Путешественники направились к озеру Чад по реке Шари. Мулей, Альбер и Юдифь находились в одной лодке и могли без помех обмениваться мыслями и строить планы на будущее. Мулей все еще не оставлял попыток убедить молодого француза в безопасности всего предприятия. Неф утверждал, что вовсе не важно, удастся ли Альберу привезти сына султана, главное — чтобы он вообще отправился к буддама и пробыл у них несколько дней, проявив тем самым добрую волю.

В общих чертах его план состоял в следующем. Альберу надлежало появиться во владениях буддама в как можно более причудливом наряде, чтобы привлечь их внимание. Он должен был захватить с собой только ружье и необходимые припасы, но ничего, что представляло бы хоть малейшую ценность, ибо можно ожидать, что островитяне примутся выпрашивать у него все, по их мнению, мало-мальски ценное. Лодка, на которой он поплывет к островам, должна быть также снабжена парусом — устройством, которое обитателям островов совершенно незнакомо. Если ему удастся объясниться с буддама, ему необходимо скрыть, что он прибыл из Массенья, намекнув, что его послал султан Борну. Кроме того, ему не следует справляться о сыне султана Багирми — вполне вероятно, что буддама сами начнут хвалиться своим недавним успехом.

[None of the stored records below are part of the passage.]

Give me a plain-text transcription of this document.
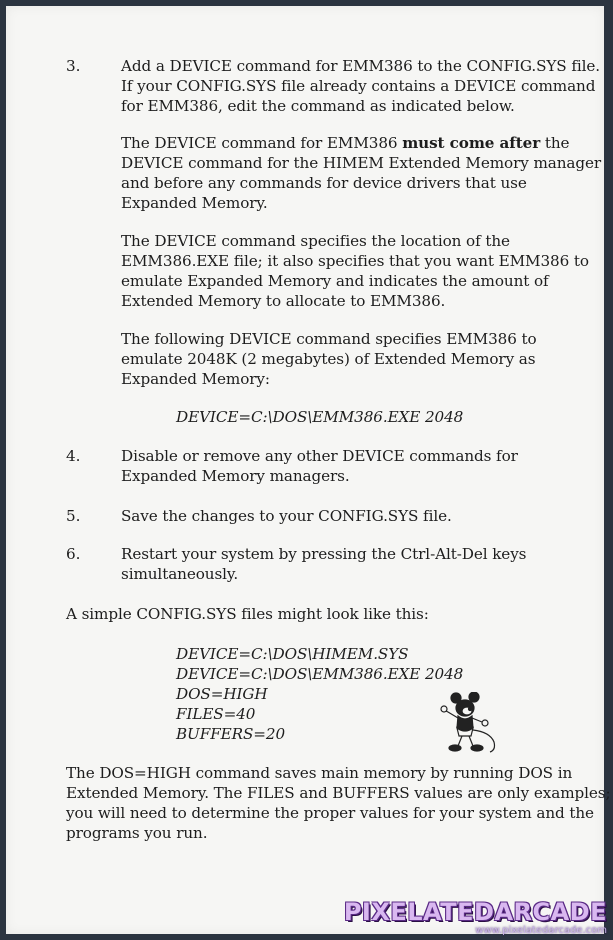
3.	Add a DEVICE command for EMM386 to the CONFIG.SYS file.
If your CONFIG.SYS file already contains a DEVICE command
for EMM386, edit the command as indicated below.
The DEVICE command for EMM386 must come after the
DEVICE command for the HIMEM Extended Memory manager
and before any commands for device drivers that use
Expanded Memory.
The DEVICE command specifies the location of the
EMM386.EXE file; it also specifies that you want EMM386 to
emulate Expanded Memory and indicates the amount of
Extended Memory to allocate to EMM386.
The following DEVICE command specifies EMM386 to
emulate 2048K (2 megabytes) of Extended Memory as
Expanded Memory:
DEVICE=C:\DOS\EMM386.EXE 2048
4.	Disable or remove any other DEVICE commands for
Expanded Memory managers.
5.	Save the changes to your CONFIG.SYS file.
6.	Restart your system by pressing the Ctrl-Alt-Del keys
simultaneously.
A simple CONFIG.SYS files might look like this:
DEVICE=C:\DOS\HIMEM.SYS
DEVICE=C:\DOS\EMM386.EXE 2048
DOS=HIGH
FILES=40
BUFFERS=20
The DOS=HIGH command saves main memory by running DOS in
Extended Memory. The FILES and BUFFERS values are only examples;
you will need to determine the proper values for your system and the
programs you run.
PIXELATEDARCADE
www.pixelatedarcade.com
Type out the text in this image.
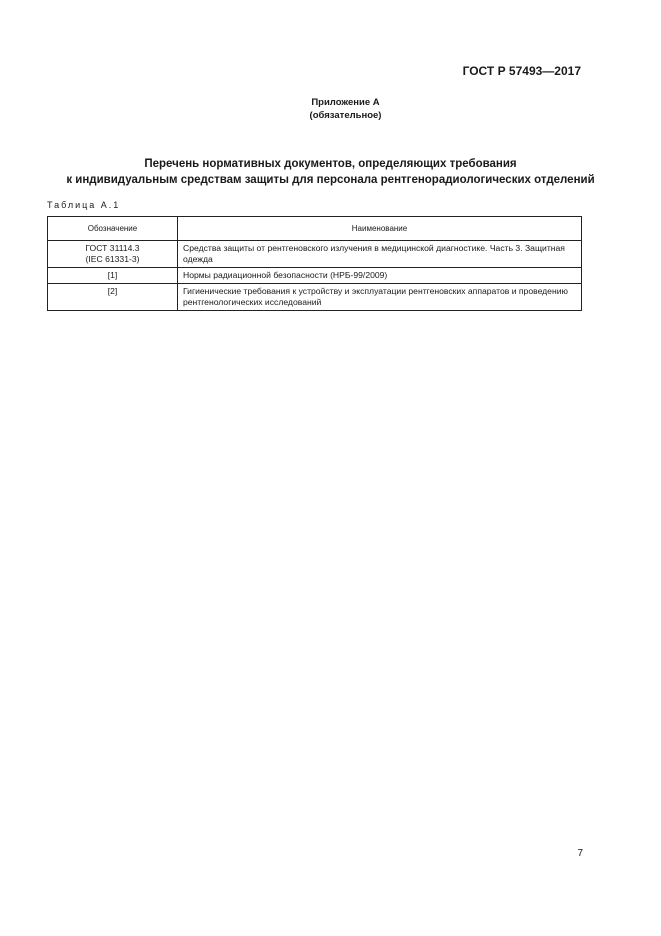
ГОСТ Р 57493—2017
Приложение А
(обязательное)
Перечень нормативных документов, определяющих требования
к индивидуальным средствам защиты для персонала рентгенорадиологических отделений
Таблица А.1
Обозначение	Наименование

ГОСТ 31114.3
(IEC 61331-3)	Средства защиты от рентгеновского излучения в медицинской диагностике. Часть 3. Защитная одежда

[1]	Нормы радиационной безопасности (НРБ-99/2009)

[2]	Гигиенические требования к устройству и эксплуатации рентгеновских аппаратов и проведению рентгенологических исследований
7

Примерно в десяти милях от устья Шари путешественники сделали остановку, и Мулей принялся наряжать своего подопечного. Он по-новому повязал ему тюрбан, причудливо задрапировал бурнус и превратил Альбера в столь фантастическое существо, что даже Юдифь при виде его не смогла, несмотря на все свои опасения, удержаться от улыбки. На лодке, которой предстояло воспользоваться Альберу, установили парус. Вечером все было готово к отплытию. Чтобы не привлекать внимания племен, населявших берега реки, ему надо было миновать нижнее течение Шари ночью. К рассвету лодка должна уже выйти в озеро. Все деньги, часы и медальон Альбер передал Юдифи. Пока он будет отсутствовать, Юдифь останется под защитой Мулея и его жен, дожидаясь Альбера на том самом месте, откуда он отправится в путь.

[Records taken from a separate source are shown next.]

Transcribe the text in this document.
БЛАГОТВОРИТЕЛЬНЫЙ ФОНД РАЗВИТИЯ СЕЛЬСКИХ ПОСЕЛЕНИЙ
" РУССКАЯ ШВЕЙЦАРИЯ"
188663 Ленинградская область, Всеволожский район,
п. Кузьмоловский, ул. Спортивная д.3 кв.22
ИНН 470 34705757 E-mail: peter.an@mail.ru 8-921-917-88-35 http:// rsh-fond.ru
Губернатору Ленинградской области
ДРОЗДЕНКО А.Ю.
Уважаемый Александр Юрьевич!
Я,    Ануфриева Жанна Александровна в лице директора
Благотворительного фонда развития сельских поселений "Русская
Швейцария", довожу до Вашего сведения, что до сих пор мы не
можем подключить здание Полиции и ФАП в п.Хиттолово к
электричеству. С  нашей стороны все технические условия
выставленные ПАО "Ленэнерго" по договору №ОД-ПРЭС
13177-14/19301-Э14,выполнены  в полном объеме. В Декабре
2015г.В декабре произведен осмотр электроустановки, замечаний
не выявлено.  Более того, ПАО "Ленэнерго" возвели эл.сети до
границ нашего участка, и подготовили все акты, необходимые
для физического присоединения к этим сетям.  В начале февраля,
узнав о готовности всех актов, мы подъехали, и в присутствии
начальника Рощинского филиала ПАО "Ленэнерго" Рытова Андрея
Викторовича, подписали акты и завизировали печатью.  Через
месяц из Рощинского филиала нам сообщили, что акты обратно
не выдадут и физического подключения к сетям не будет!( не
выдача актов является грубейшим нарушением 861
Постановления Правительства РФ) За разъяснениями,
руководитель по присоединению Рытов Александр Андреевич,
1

Альбер стремился скрасить Юдифи минуты расставания. Он напустил на себя уверенный вид, хотя почти не питал надежды на успех. С улыбкой он пожал ее руку, распрощался с Мулеем и султаном, также сопровождавшим маленькую флотилию в собственной лодке. Затем, с заходом солнца, он сел в свое суденышко и отдался во власть бурного течения Шари. Вскоре он скрылся из глаз провожавших, на прощание помахав им рукой.

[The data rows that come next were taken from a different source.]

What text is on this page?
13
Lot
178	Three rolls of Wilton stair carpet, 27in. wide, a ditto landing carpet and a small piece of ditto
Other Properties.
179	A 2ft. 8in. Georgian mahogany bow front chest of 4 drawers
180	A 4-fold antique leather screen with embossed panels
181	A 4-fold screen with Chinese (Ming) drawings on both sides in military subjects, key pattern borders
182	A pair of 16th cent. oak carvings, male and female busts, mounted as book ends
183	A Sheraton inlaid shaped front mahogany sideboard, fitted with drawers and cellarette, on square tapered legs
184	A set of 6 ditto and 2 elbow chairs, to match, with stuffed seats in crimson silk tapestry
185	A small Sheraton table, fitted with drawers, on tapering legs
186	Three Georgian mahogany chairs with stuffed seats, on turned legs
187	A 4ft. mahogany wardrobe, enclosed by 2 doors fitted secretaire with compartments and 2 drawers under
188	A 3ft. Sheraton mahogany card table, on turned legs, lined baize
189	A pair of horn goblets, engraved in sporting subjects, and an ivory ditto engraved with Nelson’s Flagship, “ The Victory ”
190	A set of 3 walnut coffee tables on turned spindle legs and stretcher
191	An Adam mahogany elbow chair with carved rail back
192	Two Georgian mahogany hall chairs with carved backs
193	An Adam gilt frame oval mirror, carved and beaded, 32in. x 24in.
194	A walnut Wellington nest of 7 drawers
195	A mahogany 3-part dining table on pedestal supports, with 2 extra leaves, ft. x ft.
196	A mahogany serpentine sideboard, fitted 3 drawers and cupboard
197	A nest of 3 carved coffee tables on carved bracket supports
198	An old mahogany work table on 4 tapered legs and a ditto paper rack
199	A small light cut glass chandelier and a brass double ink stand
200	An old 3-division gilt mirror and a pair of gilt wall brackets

Несколько часов он плыл, лежа в лодке, а когда наконец выпрямился и сел, то заметил вдали, на севере, как ему показалось, какую-то светлую полосу. Вероятно, это и было озеро Чад. Он не ошибся. Потом река стала шире, течение замедлилось, и в наступающих предрассветных сумерках Альбер увидел бесконечную водную гладь, напоминавшую своей необозримостью океан. Перед ним лежало озеро Чад.